Since the Perseverance rover landed in Jezero crater on Mars in February, the rover and its team of scientists back on Earth have been hard at work exploring the floor of the crater that once held an ancient lake. Perseverance and the Mars 2020 mission are looking for signs of ancient life on Mars and preparing a returnable cache of samples for later analyses on Earth.
Katie Stack Morgan is the Mars 2020 Deputy Project Scientist and a research scientist at NASA's Jet Propulsion Laboratory (JPL), and will be providing an update on early results on the Mars 2020 rover mission on Sunday, 10 Oct., at the Geological Society of America's Connects 2021 annual meeting in Portland, Oregon.

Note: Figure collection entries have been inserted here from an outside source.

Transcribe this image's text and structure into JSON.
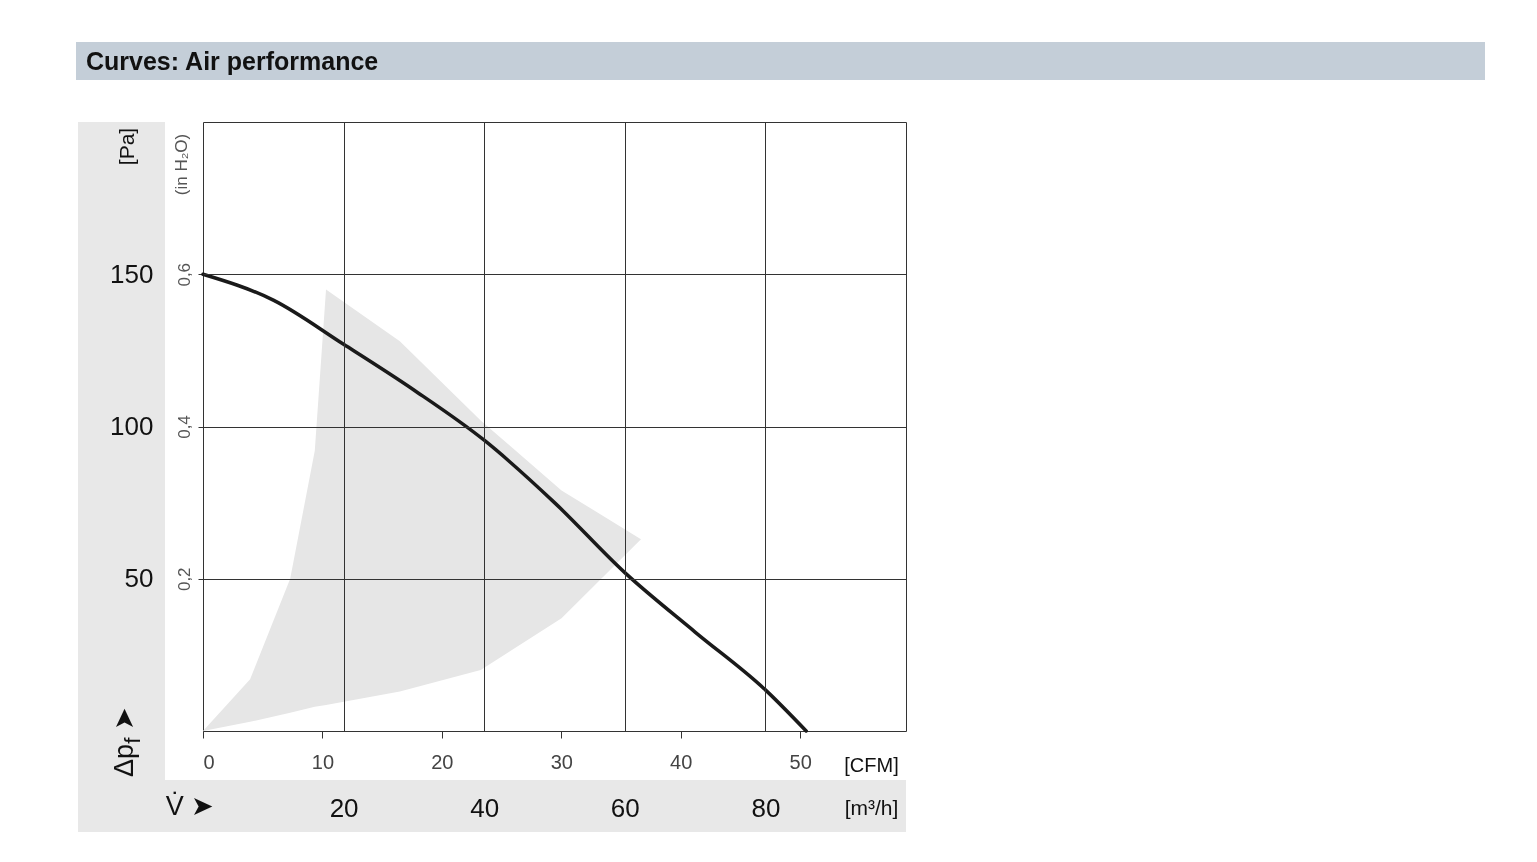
{
  "chart_data": {
    "type": "line",
    "title": "Curves: Air performance",
    "xlabel": "[m³/h]",
    "ylabel": "[Pa]",
    "x2label": "[CFM]",
    "y2label": "(in H₂O)",
    "xlim": [
      0,
      100
    ],
    "xticks": [
      20,
      40,
      60,
      80
    ],
    "x2lim": [
      0,
      58.86
    ],
    "x2ticks": [
      0,
      10,
      20,
      30,
      40,
      50
    ],
    "ylim": [
      0,
      200
    ],
    "yticks": [
      50,
      100,
      150
    ],
    "y2lim": [
      0,
      0.8
    ],
    "y2ticks": [
      {
        "value": 0.2,
        "label": "0,2"
      },
      {
        "value": 0.4,
        "label": "0,4"
      },
      {
        "value": 0.6,
        "label": "0,6"
      }
    ],
    "grid": true,
    "annotations": [
      "Δp$_{f}$ ➤",
      "V̇ ➤"
    ],
    "series": [
      {
        "type": "area",
        "color": "#e6e6e6",
        "x": [
          0,
          6.7,
          12.4,
          15.9,
          17.5,
          28,
          39.5,
          51,
          62.3
        ],
        "values": [
          0,
          17,
          50,
          92,
          145,
          128,
          102,
          79,
          63
        ]
      },
      {
        "type": "area",
        "color": "#ffffff",
        "x": [
          0,
          6.7,
          12.4,
          15.9,
          17.5,
          28,
          39.5,
          51,
          62.3
        ],
        "values": [
          0,
          3,
          6,
          8,
          8.5,
          13,
          20,
          37,
          63
        ]
      },
      {
        "color": "#1a1a1a",
        "x": [
          0,
          10,
          20,
          30,
          40,
          50,
          60,
          70,
          80,
          85.8
        ],
        "values": [
          150,
          141.5,
          127,
          112,
          95.5,
          75,
          52,
          32.5,
          13.5,
          0
        ]
      }
    ]
  }
}
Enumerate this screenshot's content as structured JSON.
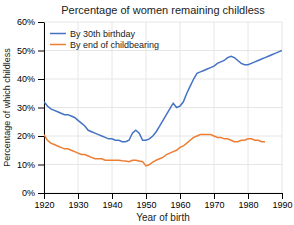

With Perseverance's high-tech suite of on-board instruments, the scientific team has been analyzing the rocks of the crater floor, interpreted for now as igneous rocks, presumably a volcanic lava flow.
"The idea that this could be a volcanic rock was really appealing to us from a sample return perspective because igneous rocks are great for getting accurate age dates. Jezero was one of the few ancient crater lake sites on Mars that seemed to have both incredible sedimentary deposits as well as volcanic deposits that could help us construct the geologic time scale of Mars," said Stack Morgan.
The lake system and rivers that drained into Jezero crater were likely active around 3.8-3.6 billion years ago, but the ability to directly date the age of the rocks in laboratories on Earth will provide the first definitive insight into the window of time that Mars may have been a habitable planet.
Using Perseverance's abrasion tool -- which scratches the top surface of the rock to reveal the rock and its textures -- the team discovered that the crater floor seems to be composed of coarser-grained igneous minerals, and there are also a variety of salts in the rocks. Observations suggest that water caused extensive weathering and alteration of the crater floor, meaning that the rocks were subjected to water for a significant duration of time.
After using its on-board tools to analyze characteristics of the crater floor, the next phase was for Perseverance to collect a rock sample using its drill feature. However, after Perseverance completed its first attempt at drilling, the core sample tube came up empty.
"We spent a couple of days looking around the rover thinking that the core might have fallen out of the bit. Then we looked back down the drill hole thinking it might never have made it out of the hole. All these searches turned up empty. In the end we concluded that the core was pulverized during drilling," said Stack Morgan.
The rock likely became so altered and weakened from interactions with water that the vibrations and strength from the Perseverance drill pulverized the sample.
Scientists then targeted another rock that appeared more resistant to weathering, and Perseverance was able to successfully collect two core samples -- the first in its sample collection. Perseverance's cache of samples will be part of a multi-spacecraft handoff, still in development, that will hopefully be returned to Earth in the early 2030s. From there, scientists in laboratories on Earth will date and analyze the rocks to see if there might be any signs of ancient Martian life.